The results of the present study indicate that chemerin is a novel biomarker for the detection of AoV stenosis in the early stages, with a high sensitivity and specificity in the mild AoV stenosis group. Chemerin is found in different inflammatory and systemic processes all over the body (13,30,44–51): Therefore, patients with systemic and inflammatory diseases were excluded from this study. Thus, in the early stages of AoV stenosis, an active inflammation process is dominant, as chemerin is mainly considered an inflammatory biomarker (16,20,32) and in our study its level was the highest in mild AoV stenosis. There is a possibility that chemerin is secreted due to the activation of valvular myofibrils, although there is a lack of evidence to support this theory and further research should be conducted. In more severe stages, the serum chemerin level decreased, leading to the conclusion that passive extracellular matrix changes and calcification predominate in moderate and severe calcific AoV stenosis. The ROC analysis proves that chemerin sensitivity and specificity as a diagnostic biomarker in mild AoV stenosis is high; thus, this test may be engrained in cardiovascular risk panels for laboratory analysis. Early detection of AoV stenosis may improve prognosis and quality of life of patients, improve therapy efficiency, and help to avoid late compensatory complications of AoV stenosis, such as cardiac hypertrophy. It would be useful to study other biomarkers that represent the inflammation process in AoV stenosis and find appropriate medications for treatment. Along with other studies mentioned above (21–27), our study does not state whether chemerin has a pro- or anti-inflammatory role and further research should be conducted with other biomarkers that support varying theories.

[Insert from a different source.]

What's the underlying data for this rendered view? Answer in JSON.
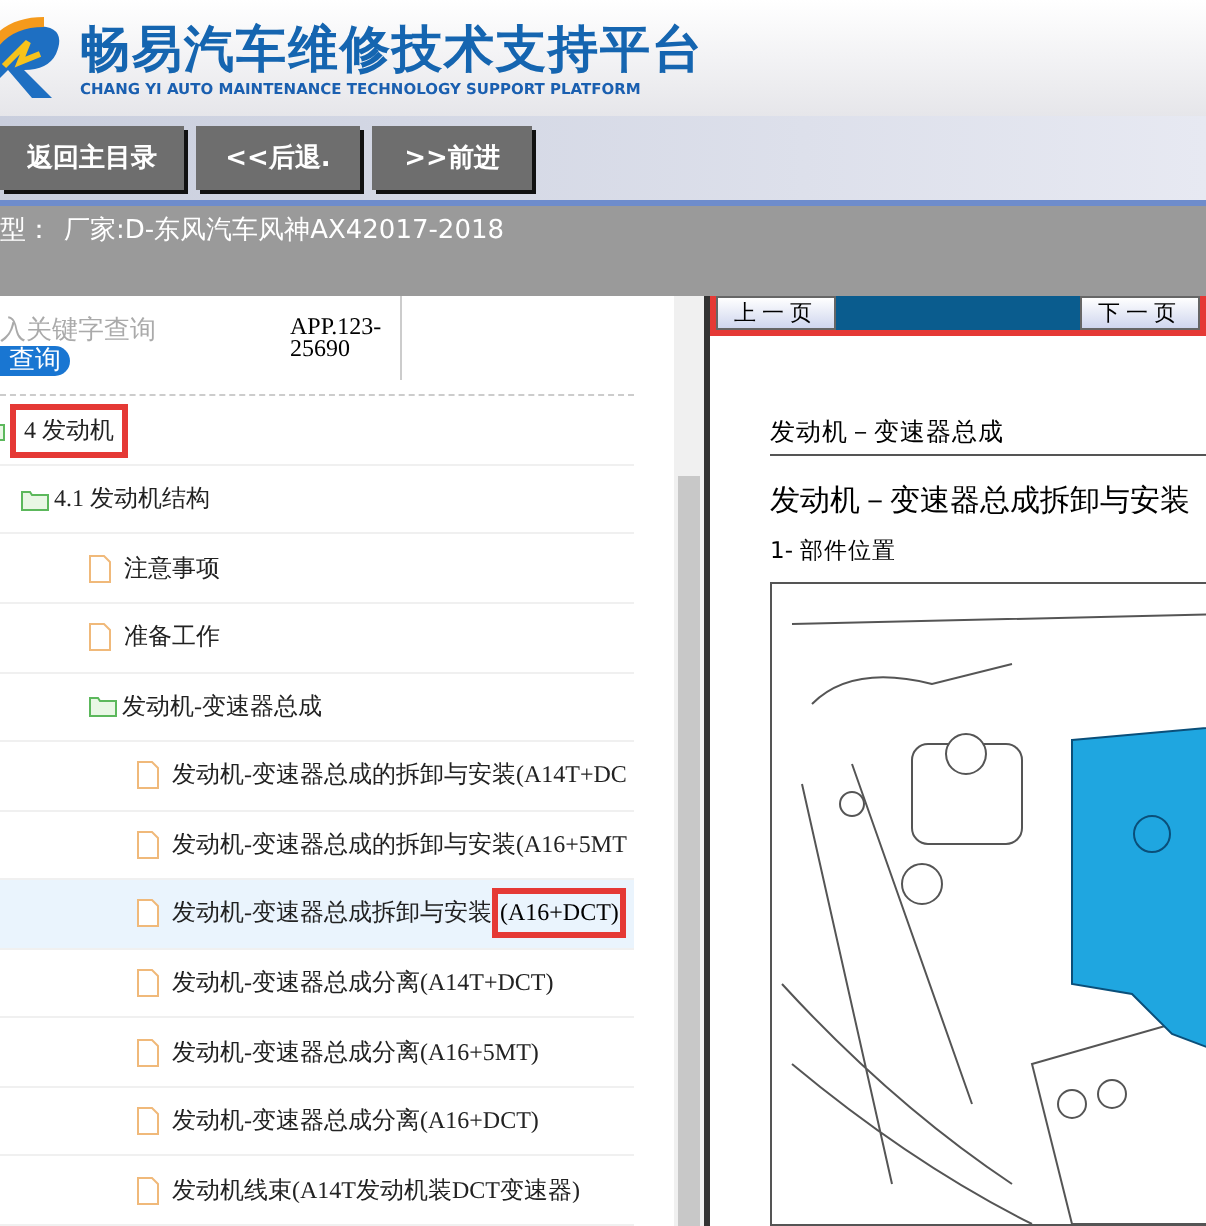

Of note is that the FGF-21 level increases along with the AoV stenosis severity grade. These results have led to the conclusion that FGF-21 plays a protective role in calcific AoV stenosis pathogenesis, because in the initial stages only a slight increase in plasma FGF-21 was evident, but in the more severe grade of AoV stenosis, it significantly increased. It has been suggested that FGF-21 may have a cardioprotective role in different cardiovascular diseases such as atrial fibrillation, myocardial infarction, coronary artery disease, hypertension, and cardiac hypertrophy, which supports our findings (38,42).

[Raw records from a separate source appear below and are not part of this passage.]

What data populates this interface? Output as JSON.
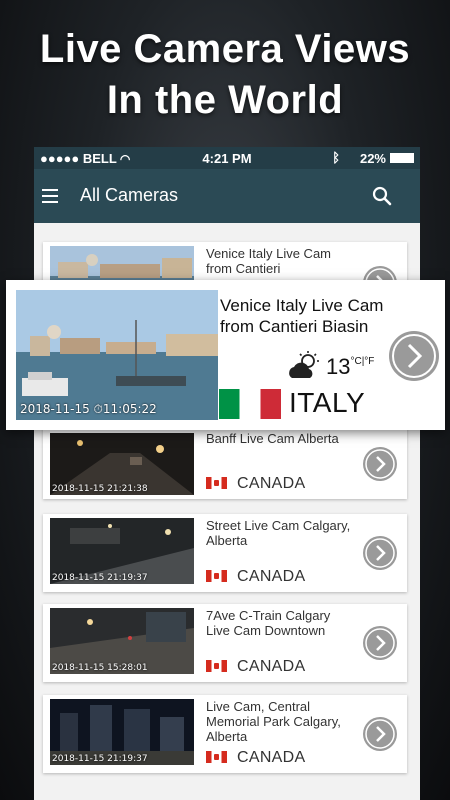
{
  "promo": {
    "headline_line1": "Live Camera Views",
    "headline_line2": "In the World"
  },
  "status_bar": {
    "carrier": "●●●●● BELL",
    "time": "4:21 PM",
    "battery": "22%"
  },
  "app_bar": {
    "title": "All Cameras",
    "menu_icon": "hamburger-menu-icon",
    "search_icon": "search-icon"
  },
  "featured": {
    "title": "Venice Italy Live Cam from Cantieri Biasin",
    "timestamp": "2018-11-15 ⏱11:05:22",
    "temperature": "13",
    "temperature_unit": "°C|°F",
    "weather_icon": "partly-cloudy-icon",
    "country": "ITALY",
    "flag": "italy-flag"
  },
  "cameras": [
    {
      "title": "Venice Italy Live Cam from Cantieri",
      "timestamp": "",
      "country": ""
    },
    {
      "title": "Banff Live Cam Alberta",
      "timestamp": "2018-11-15 21:21:38",
      "country": "CANADA"
    },
    {
      "title": "Street Live Cam Calgary, Alberta",
      "timestamp": "2018-11-15 21:19:37",
      "country": "CANADA"
    },
    {
      "title": "7Ave C-Train Calgary Live Cam Downtown",
      "timestamp": "2018-11-15 15:28:01",
      "country": "CANADA"
    },
    {
      "title": "Live Cam, Central Memorial Park Calgary, Alberta",
      "timestamp": "2018-11-15 21:19:37",
      "country": "CANADA"
    }
  ],
  "colors": {
    "app_bar": "#2b4a55",
    "status_bar": "#243d47",
    "arrow_button": "#9a9a9a"
  }
}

In conclusion, our study indicates that chemerin is a good diagnostic biomarker in mild AoV stenosis and FGF-21 is a poor diagnostic biomarker for AoV stenosis. The present data show that the inflammatory process is dominant at the early stages of stenosis, which leads us to the conclusion that it is an active process not caused by atherosclerosis. Chemerin as a biomarker may play a clinical role if we can prove that it is one of the causes of inflammation; therefore, a possible treatment may be found. FGF-21 undergoes a marked increase in severe AoV stenosis compared to healthy controls, and it may have a cardioprotective role. Further research is necessary to confirm these findings and to specify what pathogenetic role these markers play in AoV stenosis.